ImageMagick comic strip made with @ComicStripIt

My aim was to find a way to take a target colour and re-create the entire icon set matched as closely as possible to that input colour, using a single command-line.

Lets start with a quick look at a sample icon - this was created by our UX designer and used in building the proto-typical instance of the application. It is part of a set of around 30:

Original icon

Given that I want to be able to apply a colour selected by a customer, I need to start from a neutral state, so my first step is to de-colourise the original icon, producing this grey-scale version:

Example icon to be coloured

Note that the icons all have transparency, but otherwise are largely made from shades of a single colour (a gradient) with white highlights.

I started by looking at the simple built-in image-magick commands. Given that I'm converting a large batch of icons I'm using mogrify instead of convert, which also requires that the command-line is re-ordered slightly, for example:

convert in.png -brightness-contrast 20x20 out.png


mogrify -brightness-contrast 20x20 *

My first attempts used the Image-Magick commands tint, colorize, and +level-colors individually, as I was hoping for a very simple solution to present itself. Let's look at what each of those commands produces if we try to create icons with the following base colour:

The background here is our base colour
mogrify -fill "#0000cc" -tint 100 *

imagemagick tint

mogrify -colorize 100,0,0 *

imagemagick colorize

mogrify +level-colors "#000066","#0000cc" *

imagemagick +level-colors

As you can see from those examples, tint does the best job of retaining the fidelity of the icon, but doesn't really get close to the target colour.

Colorize has also kept most of the fidelity, but the white foreground has tended towards the target blue colour along with the grey background parts, though neither has really got very close to our intended colour.

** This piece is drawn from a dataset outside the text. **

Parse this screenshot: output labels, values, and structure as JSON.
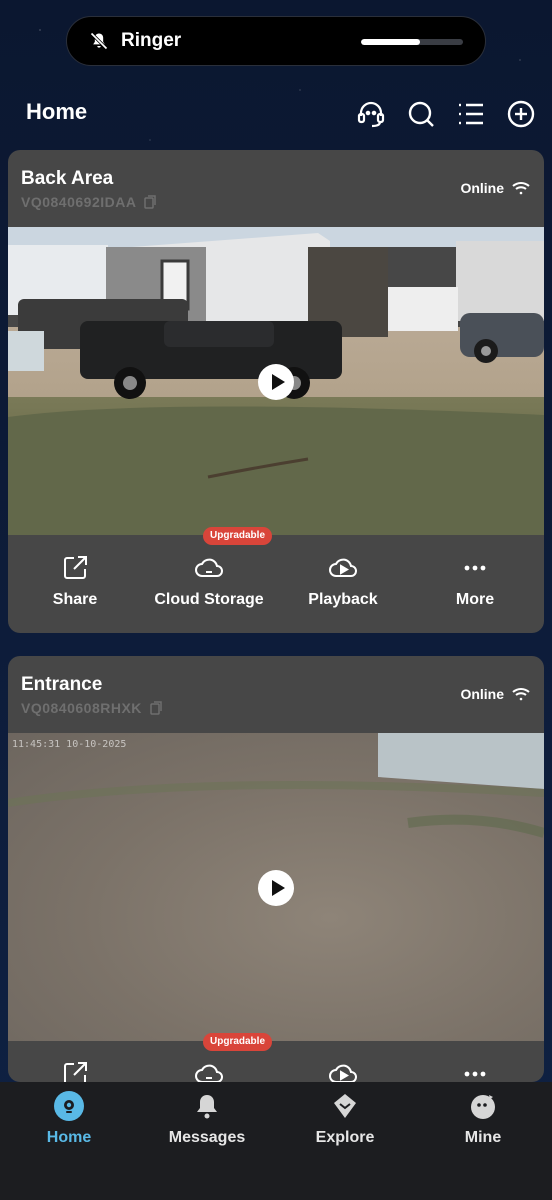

+level-colors has got us closer to our target colour, but we've almost completely lost the white and the fidelity of the icon is, as a result, pretty much destroyed.

Reduce and re-compose

OK, so we can't get there with a simple one-liner. What about if we strip out different aspects of the image, perform different operations on each composite part, and then re-combine them later?

This is ultimately what I ended up doing:

  1. Extract the white part only
  2. Brighten the grey part (helps the later stages to get closer to the target colour)
  3. Adjust the grey (background) part towards our target colour
  4. Composite the white foreground back over the re-coloured background

Here's the commands to achieve that (note: I switched to using convert instead of mogrify because it was easier to test incremental changes this way):

# extract the white parts
convert -fuzz 60% -transparent black in.png 2.png

# lighten the original image
convert in.png -brightness-contrast 20x0 3.png

# level colours ...
convert +level-colors "#000066","#0000cc" 3.png

# composite together ...
convert 3.png 2.png in.png -composite out.png

It shouldn't be too difficult to follow that.

The first command extracts the white-ish parts of the image (foreground) by making shades of grey - from black through 60% grey - transparent. The fuzz factor is what determines the cut-off point. We produce this white-foreground as a separate image (2.png) because we still need the original for later steps.

Next we create a 3rd image (background) as a lightened version of the original (3.png) then colourise it using the +level-colors command we used earlier.

Finally we composite together the background image as the base, the foreground image on top, and use the original image as a mask so that we don't lose the transparency. The final result looks like this:


This is the best I've managed so far with my rudimentary knowledge of ImageMagick.

Since I'm invoking this conversion from a Java process I think I'll try something a little more low-level in Java next. I want the fidelity of the "tint" operation, with the precise colour targeting of the composite approach, I just don't know how to get there with ImageMagick.